Many Muslims would not agree with the EDL’s understanding of Islam. Wisam Said Muhanna, a practicing Muslim, stood overlooking the park as police attempted to bus out attendees of the Counter-Jihad meeting. He said he had come to take a look and see what sort of people still held these views.


“They are against Muslims and foreigners, so we have come to see them. I think it is embarrassing to still have people like this in our society,” he said. Originally from Palestine, Muhanna moved to Denmark 20 years ago and currently works for the Defence Ministry.


“Foreigners work in lots of jobs in Denmark: the police, the council or at hospitals,” he said. “We just want to be accepted, and I think after seeing the demonstrations today, a majority of Danes agree with us.”


Most international media branded the Counter-Jihad Meeting as a flop due to the low turnout. But as a result of the media interest the meeting generated, Robinson achieved his goal of spreading the EDL’s message as far as possible.


“Every person in Denmark, by the end of the day, will have heard about the Danish Defence League. They will then join their ranks,” Robinson said during his speech.

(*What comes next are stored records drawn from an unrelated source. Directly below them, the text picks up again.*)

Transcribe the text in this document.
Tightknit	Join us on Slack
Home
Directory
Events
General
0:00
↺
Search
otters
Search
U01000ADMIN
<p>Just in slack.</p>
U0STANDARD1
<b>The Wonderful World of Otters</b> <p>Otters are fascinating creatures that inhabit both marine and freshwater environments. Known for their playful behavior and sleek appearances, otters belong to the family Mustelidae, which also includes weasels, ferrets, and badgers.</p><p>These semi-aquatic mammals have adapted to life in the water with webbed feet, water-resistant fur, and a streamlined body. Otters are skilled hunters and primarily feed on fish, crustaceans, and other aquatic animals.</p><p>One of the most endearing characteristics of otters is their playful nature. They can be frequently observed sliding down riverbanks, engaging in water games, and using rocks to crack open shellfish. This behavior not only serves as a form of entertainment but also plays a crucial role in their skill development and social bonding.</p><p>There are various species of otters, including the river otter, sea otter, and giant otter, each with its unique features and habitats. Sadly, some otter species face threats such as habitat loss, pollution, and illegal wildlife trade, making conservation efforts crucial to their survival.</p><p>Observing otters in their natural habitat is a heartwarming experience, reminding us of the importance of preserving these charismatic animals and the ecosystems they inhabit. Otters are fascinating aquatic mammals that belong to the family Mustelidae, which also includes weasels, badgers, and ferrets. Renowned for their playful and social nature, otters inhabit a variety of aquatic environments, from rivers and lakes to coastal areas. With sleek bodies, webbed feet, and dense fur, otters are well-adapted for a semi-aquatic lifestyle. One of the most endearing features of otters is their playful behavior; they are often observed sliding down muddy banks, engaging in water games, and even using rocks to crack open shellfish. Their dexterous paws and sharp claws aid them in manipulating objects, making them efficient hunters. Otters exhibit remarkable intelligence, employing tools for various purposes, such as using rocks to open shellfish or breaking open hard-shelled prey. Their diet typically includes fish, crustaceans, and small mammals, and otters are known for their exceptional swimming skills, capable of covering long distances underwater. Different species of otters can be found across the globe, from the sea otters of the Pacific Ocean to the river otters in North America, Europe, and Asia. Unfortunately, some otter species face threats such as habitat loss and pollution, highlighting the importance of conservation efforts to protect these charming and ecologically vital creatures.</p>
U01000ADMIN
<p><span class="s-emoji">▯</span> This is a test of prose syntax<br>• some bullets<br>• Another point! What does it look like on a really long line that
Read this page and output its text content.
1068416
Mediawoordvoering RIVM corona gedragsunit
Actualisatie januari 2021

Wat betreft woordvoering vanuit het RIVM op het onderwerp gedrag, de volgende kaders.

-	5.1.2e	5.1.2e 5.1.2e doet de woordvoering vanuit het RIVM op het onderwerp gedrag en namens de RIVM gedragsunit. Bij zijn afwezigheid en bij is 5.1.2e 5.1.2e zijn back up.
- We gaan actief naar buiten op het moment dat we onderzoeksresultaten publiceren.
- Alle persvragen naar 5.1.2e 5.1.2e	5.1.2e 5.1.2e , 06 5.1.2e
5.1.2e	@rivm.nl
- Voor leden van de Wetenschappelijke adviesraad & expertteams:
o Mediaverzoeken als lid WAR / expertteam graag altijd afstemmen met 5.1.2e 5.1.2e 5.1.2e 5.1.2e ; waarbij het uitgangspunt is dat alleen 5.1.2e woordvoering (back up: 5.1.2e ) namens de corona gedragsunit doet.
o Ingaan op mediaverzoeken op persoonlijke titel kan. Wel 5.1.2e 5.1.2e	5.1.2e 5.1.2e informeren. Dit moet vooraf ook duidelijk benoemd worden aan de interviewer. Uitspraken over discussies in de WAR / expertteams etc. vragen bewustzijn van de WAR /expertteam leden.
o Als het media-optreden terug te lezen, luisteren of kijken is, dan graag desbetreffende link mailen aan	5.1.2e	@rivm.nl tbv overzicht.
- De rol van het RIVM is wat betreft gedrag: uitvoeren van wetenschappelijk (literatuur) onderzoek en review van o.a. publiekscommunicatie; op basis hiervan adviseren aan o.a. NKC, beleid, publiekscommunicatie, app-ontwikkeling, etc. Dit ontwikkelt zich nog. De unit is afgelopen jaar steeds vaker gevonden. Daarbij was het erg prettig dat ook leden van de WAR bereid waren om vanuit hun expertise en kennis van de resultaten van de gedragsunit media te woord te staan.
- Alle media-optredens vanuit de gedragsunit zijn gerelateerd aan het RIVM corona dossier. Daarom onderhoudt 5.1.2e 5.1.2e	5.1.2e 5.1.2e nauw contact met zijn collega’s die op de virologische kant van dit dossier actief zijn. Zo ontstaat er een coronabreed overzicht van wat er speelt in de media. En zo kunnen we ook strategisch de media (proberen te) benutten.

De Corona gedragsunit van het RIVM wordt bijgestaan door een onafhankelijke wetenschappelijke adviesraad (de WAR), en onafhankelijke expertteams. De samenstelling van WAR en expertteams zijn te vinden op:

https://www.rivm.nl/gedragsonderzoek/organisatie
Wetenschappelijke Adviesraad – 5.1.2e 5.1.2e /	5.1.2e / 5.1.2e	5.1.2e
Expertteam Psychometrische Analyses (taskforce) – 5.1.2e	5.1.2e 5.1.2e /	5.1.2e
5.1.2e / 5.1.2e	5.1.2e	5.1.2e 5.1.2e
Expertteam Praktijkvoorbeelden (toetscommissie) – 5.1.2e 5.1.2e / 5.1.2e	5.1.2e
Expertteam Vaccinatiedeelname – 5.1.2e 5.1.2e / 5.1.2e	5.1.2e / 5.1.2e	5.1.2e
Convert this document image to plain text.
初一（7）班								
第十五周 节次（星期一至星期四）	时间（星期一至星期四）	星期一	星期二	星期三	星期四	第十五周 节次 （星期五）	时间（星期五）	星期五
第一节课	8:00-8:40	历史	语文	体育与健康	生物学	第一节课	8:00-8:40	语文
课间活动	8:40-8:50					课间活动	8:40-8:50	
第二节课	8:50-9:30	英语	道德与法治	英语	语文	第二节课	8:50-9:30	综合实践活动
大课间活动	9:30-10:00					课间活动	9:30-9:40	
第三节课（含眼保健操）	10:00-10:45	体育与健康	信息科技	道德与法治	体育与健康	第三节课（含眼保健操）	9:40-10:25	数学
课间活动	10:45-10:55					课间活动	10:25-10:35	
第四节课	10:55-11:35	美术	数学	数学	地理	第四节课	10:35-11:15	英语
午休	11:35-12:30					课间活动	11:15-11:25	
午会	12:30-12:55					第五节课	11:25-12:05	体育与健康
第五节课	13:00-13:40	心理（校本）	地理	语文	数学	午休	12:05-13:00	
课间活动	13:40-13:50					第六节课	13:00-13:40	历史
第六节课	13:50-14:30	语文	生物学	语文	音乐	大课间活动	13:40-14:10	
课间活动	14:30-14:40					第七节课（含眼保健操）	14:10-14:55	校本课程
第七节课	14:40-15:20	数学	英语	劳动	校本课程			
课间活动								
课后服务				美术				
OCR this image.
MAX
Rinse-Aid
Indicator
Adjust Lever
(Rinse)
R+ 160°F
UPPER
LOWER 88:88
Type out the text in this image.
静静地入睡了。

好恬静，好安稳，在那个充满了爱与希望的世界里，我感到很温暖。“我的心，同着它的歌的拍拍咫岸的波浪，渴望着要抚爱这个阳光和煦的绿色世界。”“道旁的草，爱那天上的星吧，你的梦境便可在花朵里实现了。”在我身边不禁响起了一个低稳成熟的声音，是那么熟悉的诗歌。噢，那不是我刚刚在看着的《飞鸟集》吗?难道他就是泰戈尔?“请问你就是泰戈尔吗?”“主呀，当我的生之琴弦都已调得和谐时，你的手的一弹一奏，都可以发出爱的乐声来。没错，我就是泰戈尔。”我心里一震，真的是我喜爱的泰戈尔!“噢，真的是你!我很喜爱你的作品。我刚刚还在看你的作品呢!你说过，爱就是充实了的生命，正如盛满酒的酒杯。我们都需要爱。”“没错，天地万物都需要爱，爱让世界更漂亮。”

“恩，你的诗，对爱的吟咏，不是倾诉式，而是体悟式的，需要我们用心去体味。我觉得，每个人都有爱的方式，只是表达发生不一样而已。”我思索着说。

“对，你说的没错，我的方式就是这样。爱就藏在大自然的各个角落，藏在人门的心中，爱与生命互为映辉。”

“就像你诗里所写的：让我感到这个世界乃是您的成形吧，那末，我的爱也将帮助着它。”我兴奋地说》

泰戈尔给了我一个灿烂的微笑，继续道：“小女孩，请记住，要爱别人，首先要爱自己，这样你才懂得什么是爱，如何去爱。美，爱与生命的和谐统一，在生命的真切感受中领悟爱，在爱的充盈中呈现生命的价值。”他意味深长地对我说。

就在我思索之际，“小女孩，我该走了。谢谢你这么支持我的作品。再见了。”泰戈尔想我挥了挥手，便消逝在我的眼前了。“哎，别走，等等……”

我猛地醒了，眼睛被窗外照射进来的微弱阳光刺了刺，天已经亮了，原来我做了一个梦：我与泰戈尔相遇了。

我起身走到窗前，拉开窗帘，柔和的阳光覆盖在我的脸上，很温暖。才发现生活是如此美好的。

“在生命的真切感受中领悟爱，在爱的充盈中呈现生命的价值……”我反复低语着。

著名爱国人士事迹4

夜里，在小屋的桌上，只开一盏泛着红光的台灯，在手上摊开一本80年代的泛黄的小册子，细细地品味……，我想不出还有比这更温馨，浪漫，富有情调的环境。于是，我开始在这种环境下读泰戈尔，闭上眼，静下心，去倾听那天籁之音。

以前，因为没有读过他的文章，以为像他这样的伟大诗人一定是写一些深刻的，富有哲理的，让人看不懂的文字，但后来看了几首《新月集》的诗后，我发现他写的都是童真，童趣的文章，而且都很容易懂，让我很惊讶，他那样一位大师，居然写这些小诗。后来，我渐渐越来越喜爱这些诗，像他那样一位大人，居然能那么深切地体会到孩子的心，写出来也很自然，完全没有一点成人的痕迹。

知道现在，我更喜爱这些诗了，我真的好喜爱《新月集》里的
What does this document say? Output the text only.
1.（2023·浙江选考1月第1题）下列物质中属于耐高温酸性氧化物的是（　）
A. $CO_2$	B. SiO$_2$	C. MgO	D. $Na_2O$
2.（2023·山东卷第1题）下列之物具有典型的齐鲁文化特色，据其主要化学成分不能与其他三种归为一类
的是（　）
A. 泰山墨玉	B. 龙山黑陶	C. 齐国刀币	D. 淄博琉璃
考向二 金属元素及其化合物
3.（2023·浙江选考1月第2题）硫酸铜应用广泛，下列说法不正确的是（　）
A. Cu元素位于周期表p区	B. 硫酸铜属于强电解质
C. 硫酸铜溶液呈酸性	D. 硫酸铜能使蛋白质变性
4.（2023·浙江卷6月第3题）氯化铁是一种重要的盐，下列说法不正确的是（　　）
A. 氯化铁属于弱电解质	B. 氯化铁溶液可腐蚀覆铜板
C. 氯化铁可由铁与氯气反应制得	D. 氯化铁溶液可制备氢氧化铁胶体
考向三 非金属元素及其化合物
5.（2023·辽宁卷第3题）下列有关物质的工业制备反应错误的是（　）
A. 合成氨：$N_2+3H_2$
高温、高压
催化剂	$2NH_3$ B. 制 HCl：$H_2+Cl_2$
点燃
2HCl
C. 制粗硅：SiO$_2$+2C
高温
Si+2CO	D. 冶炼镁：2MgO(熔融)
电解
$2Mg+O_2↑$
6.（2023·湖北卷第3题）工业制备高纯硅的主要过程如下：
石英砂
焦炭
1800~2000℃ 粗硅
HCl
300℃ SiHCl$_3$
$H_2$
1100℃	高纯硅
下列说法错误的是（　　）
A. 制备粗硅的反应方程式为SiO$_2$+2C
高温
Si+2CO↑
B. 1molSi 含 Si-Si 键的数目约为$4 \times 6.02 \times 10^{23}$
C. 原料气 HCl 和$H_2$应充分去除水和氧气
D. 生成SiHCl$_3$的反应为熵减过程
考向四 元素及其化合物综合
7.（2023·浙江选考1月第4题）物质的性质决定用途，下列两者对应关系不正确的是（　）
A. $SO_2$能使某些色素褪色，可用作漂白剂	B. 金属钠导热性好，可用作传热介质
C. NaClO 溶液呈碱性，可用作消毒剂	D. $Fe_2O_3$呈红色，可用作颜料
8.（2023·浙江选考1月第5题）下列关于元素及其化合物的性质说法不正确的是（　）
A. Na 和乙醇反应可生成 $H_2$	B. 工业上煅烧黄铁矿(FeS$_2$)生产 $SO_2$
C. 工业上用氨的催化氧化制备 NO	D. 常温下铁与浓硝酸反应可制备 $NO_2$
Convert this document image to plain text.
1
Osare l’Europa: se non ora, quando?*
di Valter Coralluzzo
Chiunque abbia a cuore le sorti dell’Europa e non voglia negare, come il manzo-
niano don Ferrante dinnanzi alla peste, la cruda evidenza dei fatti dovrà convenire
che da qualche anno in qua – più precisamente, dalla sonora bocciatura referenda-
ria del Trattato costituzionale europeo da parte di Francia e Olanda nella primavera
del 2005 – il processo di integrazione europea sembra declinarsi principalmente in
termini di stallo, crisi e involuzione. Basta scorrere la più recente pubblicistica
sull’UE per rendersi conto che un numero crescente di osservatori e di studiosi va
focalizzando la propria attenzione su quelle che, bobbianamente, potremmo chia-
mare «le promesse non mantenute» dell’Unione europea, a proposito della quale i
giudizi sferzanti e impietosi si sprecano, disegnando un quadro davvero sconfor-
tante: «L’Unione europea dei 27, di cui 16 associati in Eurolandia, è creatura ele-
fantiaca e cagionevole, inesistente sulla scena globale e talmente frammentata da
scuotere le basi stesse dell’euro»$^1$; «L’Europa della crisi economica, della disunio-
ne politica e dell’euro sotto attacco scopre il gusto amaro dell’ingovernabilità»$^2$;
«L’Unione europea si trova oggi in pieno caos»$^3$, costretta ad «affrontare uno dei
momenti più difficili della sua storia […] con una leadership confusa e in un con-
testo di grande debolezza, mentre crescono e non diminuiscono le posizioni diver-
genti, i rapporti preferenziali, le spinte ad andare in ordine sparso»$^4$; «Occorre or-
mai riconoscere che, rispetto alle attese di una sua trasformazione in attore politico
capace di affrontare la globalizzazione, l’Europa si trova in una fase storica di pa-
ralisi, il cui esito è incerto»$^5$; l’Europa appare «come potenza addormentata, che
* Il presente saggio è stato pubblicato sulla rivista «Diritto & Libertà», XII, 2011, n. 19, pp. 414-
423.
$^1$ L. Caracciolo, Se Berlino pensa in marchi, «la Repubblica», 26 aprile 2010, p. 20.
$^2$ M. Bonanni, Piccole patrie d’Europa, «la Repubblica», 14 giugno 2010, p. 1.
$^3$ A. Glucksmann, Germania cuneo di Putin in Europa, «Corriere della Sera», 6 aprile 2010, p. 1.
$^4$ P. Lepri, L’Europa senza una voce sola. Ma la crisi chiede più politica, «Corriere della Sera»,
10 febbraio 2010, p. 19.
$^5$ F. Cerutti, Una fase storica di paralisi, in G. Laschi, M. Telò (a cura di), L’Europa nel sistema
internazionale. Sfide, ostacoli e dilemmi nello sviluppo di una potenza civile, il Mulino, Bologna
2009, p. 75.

Two groups demonstrated on Saturday to express their distinct fears. The EDL’s meeting was based on a fear that Islam will creep into and take over Europe and thus should be repelled. Their opponents argued that targeting Muslims violates the West’s inclusive and democratic values and could justify genocide.


So will Robinson’s movement grow as people decide that marginalising a minority based on a narrow reading of their religious text is justifiable? Or will people oppose Robinson’s movement on the basis that stereotyping and victimisation of a minority group is the first step away from an enlightened and inclusive Western society? Time will tell.


Some names in the story have been changed per request.